Connect with Apache Spark

Apache Spark with Scala in spark-shell seamlessly connects to and accesses your HCD tables for advanced data analysis. With this approach you can do the following:

Directly execute SQL and CQL queries to interact with your data.
Employ Spark DataFrames and RDDs for sophisticated data manipulation and analysis.

Using Spark’s comprehensive processing features can boost your data analysis and processing capabilities with HCD.

HCD users can use the Spark Cassandra Connector (SCC). The SCC allows for better support of container orchestration platforms. For more information, see Advanced Apache Cassandra Analytics Now Open for All.

Prerequisites

A running HCD database
Download Apache Spark pre-built for Apache Hadoop and Scala. DataStax recommends the latest versions:
Download and install Scala 2.x.
Download a compatible version of the Spark Cassandra Connector (SSC) from the Maven central repository.
Install a compatible Java version and set it as the default Java version.
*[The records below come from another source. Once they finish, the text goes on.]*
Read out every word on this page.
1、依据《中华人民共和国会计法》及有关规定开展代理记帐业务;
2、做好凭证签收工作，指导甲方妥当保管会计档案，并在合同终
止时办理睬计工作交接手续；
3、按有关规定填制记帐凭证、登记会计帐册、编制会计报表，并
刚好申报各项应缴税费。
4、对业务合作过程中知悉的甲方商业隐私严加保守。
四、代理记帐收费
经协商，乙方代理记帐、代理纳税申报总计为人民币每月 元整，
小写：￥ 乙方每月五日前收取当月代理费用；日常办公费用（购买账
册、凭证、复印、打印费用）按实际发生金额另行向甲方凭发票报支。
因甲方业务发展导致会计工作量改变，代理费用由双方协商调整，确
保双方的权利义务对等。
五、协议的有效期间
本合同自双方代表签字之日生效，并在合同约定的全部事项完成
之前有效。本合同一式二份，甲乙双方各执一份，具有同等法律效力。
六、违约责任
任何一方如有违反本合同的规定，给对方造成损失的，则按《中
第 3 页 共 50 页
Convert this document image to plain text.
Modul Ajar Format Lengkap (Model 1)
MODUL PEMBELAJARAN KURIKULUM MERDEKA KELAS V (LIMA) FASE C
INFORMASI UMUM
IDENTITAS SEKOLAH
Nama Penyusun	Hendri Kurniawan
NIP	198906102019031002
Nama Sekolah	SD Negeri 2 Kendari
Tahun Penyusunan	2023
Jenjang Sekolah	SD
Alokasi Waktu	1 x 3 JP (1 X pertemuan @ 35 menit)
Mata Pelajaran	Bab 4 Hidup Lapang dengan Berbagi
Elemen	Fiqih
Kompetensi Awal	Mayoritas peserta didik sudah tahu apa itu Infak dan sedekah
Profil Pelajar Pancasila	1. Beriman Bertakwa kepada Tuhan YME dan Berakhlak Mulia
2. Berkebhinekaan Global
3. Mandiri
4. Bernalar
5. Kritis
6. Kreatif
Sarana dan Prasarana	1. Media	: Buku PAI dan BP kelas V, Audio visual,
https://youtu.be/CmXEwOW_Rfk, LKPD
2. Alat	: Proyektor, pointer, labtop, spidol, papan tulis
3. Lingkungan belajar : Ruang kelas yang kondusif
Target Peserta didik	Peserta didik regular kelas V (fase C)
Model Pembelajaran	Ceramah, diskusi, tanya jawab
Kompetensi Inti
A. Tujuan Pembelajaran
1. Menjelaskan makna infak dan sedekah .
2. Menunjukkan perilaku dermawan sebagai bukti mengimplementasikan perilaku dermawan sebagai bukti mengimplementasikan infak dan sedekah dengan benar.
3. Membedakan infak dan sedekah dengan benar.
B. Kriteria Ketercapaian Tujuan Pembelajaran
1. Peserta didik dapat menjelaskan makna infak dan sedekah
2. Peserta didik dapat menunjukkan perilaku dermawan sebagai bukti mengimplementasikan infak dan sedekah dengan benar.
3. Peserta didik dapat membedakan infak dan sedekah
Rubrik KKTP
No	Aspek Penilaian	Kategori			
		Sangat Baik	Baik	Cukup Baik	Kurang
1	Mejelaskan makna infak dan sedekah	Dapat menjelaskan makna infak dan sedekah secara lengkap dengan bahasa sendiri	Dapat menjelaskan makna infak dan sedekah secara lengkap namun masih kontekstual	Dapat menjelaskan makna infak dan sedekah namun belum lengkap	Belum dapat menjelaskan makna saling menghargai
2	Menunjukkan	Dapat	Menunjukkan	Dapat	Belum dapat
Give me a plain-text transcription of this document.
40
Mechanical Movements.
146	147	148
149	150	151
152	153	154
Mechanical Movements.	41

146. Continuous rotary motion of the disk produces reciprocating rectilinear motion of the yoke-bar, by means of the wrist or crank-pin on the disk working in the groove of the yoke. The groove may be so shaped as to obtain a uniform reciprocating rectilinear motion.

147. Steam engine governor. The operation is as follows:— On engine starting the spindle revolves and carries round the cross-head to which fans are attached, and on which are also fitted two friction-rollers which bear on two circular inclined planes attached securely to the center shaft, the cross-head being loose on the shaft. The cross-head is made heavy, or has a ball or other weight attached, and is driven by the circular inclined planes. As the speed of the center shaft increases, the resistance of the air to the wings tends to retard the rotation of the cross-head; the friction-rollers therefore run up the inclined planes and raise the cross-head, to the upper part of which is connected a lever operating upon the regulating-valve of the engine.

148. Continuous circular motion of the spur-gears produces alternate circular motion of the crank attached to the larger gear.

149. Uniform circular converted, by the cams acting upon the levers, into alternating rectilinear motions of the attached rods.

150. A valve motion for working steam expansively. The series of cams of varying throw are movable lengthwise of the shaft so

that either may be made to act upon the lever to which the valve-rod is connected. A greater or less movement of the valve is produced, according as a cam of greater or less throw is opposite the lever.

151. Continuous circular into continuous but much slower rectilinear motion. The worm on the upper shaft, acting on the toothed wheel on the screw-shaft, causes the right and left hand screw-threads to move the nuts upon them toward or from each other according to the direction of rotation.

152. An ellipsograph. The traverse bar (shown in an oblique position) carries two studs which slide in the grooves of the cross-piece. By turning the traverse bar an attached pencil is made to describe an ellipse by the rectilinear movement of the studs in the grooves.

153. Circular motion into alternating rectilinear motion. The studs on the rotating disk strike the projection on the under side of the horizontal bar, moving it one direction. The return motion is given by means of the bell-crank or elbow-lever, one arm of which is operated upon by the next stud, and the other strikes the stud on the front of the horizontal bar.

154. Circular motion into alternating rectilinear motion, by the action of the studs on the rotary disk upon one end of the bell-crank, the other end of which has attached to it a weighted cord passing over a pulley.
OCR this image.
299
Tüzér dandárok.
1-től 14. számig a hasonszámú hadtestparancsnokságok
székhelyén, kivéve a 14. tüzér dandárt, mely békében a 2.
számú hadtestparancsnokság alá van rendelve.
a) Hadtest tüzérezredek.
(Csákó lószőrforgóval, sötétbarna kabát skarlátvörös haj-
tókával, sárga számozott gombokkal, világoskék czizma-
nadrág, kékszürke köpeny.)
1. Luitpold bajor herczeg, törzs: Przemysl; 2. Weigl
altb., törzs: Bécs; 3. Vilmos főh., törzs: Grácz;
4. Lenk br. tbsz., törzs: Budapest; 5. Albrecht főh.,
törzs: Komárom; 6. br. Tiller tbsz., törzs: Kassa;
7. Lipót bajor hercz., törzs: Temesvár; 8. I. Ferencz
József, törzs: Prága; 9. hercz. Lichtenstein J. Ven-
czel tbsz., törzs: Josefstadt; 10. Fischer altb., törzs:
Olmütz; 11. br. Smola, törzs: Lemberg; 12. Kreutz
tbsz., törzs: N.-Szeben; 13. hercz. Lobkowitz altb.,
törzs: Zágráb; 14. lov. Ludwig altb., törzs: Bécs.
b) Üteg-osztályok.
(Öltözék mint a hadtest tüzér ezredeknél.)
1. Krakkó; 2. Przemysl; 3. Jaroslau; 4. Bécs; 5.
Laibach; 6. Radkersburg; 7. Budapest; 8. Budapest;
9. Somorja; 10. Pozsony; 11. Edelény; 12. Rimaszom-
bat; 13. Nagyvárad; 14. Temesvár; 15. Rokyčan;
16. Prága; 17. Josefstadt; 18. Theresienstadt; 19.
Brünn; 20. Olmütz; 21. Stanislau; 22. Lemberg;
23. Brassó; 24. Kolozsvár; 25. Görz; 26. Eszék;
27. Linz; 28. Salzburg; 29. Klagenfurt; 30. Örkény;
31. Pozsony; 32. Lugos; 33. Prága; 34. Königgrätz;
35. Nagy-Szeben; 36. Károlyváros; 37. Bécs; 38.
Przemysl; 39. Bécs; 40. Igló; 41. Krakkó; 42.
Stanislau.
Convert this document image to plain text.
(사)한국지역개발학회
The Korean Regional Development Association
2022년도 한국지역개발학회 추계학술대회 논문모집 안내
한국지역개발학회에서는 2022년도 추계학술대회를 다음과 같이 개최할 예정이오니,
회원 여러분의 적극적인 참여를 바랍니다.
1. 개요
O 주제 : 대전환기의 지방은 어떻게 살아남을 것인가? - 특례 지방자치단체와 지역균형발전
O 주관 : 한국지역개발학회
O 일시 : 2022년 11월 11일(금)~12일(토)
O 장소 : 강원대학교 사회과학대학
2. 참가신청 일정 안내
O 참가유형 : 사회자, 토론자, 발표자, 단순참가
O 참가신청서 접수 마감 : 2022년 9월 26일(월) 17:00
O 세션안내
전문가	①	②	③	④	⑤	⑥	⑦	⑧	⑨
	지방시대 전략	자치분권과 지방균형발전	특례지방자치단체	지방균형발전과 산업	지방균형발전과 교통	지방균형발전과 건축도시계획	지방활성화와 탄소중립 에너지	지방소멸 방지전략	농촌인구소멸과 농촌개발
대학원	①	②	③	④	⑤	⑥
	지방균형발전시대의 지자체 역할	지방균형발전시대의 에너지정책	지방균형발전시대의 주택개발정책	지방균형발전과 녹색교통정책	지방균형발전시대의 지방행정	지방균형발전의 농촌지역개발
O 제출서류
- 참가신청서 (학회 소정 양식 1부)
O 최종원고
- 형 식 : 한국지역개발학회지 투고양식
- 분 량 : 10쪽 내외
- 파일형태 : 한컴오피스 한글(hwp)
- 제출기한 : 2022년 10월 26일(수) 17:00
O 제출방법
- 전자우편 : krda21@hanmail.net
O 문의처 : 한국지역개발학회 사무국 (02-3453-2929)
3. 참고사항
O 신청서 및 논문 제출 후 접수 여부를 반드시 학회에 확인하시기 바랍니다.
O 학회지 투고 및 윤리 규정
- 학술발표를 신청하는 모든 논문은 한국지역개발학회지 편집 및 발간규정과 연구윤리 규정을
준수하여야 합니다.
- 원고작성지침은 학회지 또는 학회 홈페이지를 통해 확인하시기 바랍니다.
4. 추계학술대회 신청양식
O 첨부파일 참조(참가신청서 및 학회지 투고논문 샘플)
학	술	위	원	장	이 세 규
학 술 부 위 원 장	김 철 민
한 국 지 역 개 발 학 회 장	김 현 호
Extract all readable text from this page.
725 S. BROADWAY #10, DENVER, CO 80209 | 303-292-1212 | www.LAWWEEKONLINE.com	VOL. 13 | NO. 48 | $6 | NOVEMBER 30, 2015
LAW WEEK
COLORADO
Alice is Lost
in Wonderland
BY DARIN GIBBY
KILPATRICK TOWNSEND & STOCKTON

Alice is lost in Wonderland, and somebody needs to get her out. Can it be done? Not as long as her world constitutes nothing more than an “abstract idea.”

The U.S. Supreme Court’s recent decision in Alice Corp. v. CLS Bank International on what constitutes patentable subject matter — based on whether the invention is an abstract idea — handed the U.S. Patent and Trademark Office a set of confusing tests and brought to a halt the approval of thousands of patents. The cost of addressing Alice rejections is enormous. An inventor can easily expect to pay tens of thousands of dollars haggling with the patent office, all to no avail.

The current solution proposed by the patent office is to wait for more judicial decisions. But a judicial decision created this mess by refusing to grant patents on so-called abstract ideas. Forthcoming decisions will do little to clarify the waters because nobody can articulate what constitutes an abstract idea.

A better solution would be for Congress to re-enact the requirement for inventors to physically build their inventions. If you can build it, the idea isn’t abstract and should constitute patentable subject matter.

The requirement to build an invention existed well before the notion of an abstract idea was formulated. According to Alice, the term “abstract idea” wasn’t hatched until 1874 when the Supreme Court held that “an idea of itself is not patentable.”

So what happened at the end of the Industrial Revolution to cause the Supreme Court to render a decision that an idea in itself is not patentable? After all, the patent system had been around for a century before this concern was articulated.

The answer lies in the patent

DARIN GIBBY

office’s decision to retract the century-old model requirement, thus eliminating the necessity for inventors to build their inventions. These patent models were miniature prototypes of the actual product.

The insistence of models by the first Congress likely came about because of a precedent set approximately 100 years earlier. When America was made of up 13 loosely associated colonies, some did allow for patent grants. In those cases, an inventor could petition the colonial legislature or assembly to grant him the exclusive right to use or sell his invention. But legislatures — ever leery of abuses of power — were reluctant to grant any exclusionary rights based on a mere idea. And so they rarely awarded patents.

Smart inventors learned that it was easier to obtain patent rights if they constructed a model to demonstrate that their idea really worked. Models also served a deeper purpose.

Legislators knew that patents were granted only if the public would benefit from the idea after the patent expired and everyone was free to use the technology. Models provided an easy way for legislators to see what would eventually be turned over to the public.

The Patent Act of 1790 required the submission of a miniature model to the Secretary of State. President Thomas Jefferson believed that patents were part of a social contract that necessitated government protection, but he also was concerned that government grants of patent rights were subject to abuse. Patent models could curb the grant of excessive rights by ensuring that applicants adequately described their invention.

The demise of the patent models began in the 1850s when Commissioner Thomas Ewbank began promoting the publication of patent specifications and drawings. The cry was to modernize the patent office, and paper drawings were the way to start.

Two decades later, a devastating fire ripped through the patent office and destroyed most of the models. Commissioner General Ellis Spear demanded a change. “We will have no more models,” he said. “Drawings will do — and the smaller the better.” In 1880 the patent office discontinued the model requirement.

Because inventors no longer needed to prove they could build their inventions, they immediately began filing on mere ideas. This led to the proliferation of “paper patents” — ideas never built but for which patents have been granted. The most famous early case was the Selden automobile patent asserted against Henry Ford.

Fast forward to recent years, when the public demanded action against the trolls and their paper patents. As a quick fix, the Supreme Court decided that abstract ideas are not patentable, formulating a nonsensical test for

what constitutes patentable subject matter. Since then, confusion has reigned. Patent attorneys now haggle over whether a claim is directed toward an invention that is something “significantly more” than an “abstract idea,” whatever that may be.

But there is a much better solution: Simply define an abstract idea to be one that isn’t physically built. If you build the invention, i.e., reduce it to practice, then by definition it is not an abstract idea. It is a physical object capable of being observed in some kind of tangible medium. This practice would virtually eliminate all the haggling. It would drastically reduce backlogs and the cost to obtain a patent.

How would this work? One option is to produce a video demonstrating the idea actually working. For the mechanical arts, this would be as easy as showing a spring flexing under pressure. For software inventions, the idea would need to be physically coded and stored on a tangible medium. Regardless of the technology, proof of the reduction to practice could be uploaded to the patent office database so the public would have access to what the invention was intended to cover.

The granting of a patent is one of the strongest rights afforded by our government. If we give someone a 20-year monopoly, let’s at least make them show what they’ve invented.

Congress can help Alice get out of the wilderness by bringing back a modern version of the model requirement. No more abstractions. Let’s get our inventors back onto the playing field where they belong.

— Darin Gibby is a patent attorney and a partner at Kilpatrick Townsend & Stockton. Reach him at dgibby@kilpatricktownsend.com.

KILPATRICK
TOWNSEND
Connect to an HCD database with Apache Spark

Extract the Apache Spark package into a directory.

The following steps use SPARK_HOME as a placeholder for the path to your Apache Spark directory.
Add the following lines to the end of the spark-defaults.conf file located at SPARK_HOME/conf/spark-defaults.conf. If no such file exists, look for a template in the SPARK_HOME/conf directory.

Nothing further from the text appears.